Salah satu simbol dari alim adalah memiliki sifat rahmat atau welas asih. Hal itu disindir dalam pertemuan antara Nabi Musa dengan Nabi Hidlir dalam ayat:
فوجدا عبدا من عبادنا آتيناه رحمة من عندنا وعلمناه من لدنا علما
Welas asih itu salah satunya diungkapkan dengan mendoakan orang-orang yang dicintainya.
Suatu saat pada musim haji, Syaikhona Maimoen Zubair melakukan thowaf sekitar jam tiga pagi dan didampingi oleh Syaikh Zuhrul Anam Hisyam menantunya.

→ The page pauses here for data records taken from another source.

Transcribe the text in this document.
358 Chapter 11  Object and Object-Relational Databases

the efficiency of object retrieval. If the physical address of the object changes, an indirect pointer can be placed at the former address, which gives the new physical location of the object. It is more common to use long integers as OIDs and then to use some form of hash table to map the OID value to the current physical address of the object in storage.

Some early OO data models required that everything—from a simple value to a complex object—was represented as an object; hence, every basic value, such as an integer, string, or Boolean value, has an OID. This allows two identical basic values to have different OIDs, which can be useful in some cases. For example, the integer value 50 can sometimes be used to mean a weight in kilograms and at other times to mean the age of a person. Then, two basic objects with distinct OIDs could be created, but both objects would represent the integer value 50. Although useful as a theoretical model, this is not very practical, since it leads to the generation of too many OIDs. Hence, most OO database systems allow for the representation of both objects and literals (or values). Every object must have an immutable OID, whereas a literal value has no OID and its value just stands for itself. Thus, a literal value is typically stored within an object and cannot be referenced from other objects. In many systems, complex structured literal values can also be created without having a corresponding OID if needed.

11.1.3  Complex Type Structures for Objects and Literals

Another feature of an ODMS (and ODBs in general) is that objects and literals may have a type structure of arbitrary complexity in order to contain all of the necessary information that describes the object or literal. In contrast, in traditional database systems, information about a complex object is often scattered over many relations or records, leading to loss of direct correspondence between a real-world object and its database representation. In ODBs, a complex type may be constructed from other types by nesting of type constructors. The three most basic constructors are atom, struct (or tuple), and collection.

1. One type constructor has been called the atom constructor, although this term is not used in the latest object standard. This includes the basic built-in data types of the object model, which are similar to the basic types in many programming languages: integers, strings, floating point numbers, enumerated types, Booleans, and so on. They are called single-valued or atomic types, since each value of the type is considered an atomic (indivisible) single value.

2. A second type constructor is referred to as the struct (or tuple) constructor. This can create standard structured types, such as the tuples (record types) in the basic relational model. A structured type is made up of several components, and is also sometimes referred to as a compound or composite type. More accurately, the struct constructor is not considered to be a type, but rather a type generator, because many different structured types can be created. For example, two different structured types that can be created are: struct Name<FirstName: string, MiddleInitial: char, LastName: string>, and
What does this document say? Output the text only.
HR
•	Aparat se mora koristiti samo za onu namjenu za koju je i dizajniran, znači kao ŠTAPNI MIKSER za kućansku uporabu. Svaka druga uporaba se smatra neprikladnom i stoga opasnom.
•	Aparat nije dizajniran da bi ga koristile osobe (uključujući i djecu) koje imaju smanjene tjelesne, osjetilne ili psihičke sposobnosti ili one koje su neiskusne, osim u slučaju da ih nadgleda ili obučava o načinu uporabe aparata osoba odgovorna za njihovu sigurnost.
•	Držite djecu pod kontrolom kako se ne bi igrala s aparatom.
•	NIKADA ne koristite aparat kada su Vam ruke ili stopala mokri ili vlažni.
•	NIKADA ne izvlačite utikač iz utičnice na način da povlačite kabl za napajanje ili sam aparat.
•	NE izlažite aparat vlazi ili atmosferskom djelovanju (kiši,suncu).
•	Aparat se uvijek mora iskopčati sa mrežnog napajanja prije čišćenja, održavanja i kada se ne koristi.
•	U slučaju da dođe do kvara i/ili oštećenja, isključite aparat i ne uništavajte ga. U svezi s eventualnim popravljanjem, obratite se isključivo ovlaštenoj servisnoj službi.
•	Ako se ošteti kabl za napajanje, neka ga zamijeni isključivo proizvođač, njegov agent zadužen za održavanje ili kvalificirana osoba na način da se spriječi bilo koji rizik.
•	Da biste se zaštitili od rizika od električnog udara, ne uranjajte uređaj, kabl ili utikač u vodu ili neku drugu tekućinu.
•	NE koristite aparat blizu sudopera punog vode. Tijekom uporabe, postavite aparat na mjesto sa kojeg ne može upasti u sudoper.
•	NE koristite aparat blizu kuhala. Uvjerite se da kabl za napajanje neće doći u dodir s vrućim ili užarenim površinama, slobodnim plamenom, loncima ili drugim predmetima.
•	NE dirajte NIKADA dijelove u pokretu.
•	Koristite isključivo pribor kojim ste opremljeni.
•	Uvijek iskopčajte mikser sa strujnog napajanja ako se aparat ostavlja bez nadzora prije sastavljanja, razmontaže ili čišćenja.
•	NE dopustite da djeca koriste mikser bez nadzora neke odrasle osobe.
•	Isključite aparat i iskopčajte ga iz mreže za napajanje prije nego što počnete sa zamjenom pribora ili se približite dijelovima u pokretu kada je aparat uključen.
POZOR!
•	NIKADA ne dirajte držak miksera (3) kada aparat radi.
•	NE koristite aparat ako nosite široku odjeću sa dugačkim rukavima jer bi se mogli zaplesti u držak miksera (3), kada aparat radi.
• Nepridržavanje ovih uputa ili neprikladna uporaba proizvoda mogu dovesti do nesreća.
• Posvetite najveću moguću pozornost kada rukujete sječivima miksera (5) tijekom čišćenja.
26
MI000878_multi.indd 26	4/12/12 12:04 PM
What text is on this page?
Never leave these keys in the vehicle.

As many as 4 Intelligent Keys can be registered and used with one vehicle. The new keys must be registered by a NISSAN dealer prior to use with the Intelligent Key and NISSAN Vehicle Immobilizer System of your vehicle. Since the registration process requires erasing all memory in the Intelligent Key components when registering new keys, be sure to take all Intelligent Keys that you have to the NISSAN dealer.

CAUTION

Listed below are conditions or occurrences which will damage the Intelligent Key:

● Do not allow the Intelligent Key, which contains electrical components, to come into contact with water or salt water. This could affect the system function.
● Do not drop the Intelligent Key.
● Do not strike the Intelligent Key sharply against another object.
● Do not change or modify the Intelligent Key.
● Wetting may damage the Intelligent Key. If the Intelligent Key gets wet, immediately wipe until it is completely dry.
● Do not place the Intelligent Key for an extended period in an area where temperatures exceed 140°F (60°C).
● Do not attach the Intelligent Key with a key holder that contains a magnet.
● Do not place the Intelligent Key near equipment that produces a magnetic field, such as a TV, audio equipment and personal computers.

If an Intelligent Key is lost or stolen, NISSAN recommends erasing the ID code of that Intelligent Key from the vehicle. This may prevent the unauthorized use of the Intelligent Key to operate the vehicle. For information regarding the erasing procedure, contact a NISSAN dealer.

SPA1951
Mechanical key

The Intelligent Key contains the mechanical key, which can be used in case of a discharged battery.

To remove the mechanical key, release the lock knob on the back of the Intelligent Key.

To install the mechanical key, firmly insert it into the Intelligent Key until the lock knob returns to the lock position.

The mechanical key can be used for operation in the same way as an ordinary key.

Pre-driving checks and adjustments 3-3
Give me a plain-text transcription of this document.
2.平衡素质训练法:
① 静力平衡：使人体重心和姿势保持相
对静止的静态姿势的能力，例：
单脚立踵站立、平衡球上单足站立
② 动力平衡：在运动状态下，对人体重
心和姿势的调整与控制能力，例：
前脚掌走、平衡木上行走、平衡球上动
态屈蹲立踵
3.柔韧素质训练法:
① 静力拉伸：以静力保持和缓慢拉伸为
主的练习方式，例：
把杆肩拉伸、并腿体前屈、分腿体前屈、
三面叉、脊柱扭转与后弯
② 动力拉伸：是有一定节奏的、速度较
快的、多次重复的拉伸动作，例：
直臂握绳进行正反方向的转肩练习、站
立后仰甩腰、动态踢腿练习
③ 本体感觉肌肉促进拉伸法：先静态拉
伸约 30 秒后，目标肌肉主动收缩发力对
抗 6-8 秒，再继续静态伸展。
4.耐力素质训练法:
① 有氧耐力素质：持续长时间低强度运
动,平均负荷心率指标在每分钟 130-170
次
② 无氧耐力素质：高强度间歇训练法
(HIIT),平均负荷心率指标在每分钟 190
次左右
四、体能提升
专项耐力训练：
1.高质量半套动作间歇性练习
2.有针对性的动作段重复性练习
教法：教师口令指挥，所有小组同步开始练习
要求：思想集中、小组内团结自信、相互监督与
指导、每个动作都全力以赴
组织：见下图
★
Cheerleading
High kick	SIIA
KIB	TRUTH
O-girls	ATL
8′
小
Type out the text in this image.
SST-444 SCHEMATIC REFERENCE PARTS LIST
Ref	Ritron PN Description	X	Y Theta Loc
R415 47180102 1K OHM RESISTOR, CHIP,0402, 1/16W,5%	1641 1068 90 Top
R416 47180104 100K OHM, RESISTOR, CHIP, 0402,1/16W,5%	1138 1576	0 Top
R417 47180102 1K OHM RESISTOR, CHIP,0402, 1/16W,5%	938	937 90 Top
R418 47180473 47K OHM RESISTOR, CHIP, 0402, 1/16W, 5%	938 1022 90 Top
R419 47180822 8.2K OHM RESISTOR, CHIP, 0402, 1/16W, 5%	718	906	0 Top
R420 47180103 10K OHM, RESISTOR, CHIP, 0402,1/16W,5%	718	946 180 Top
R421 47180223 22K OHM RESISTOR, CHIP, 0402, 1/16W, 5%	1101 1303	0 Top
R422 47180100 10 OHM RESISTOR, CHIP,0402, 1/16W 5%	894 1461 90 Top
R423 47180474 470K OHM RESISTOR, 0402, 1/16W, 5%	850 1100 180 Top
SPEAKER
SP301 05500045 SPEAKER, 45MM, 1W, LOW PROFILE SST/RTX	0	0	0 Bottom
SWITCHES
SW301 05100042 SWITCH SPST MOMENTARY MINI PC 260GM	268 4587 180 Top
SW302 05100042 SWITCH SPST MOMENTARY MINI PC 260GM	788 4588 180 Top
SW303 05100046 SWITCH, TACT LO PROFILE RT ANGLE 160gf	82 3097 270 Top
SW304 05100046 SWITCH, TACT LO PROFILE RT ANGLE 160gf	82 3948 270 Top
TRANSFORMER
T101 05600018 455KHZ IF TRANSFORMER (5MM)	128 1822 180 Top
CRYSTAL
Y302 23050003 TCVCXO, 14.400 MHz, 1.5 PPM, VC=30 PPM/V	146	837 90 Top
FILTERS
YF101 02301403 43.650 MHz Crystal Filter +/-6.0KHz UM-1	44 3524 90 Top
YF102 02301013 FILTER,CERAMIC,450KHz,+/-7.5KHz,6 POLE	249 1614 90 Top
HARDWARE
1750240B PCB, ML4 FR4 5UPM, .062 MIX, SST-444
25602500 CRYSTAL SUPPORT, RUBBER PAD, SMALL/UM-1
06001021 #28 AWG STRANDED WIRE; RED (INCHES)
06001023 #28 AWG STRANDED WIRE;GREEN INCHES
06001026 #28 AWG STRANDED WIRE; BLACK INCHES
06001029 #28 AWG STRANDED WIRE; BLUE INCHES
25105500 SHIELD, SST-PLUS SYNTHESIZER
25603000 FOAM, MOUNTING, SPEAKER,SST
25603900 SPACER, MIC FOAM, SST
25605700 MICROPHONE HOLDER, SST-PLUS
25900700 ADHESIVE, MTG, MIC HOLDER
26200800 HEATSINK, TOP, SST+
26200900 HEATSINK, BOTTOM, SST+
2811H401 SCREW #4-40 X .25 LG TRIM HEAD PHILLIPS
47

Saat thowaf itu, Syaikhona Maimoen Zubair berulang-ulang membaca do’a:
اللهم اجعلني ومن أحبني من كبار أولياءك
ALLOHUMMA IJ’ALNI WAMAN AHABBANI MIN KIBARI AWLIYAIKA.
“Ya ALLOH, Jadikanlah diriku dan orang-orang yang mencintaiku sebagai wali-wali agung-Mu”.
Do’a itu yang dibaca terus-menerus oleh Syaikhona Maimoen Zubair pada tujuh putaran thowaf. Mendengar do’a Syaikhona Maimoen Zubair, Syaikh Zuhrul Anam yang mengikutinya pun menangis.
Begitulah wali-wali ALLOH, berdoa tidak untuk kepentingan pribadi, akan tetapi berdoa dan berusaha untuk kepentingan umat.
***
Ditulis menjelang dua tahun wafatnya Syaikhona Maimoen Zubair.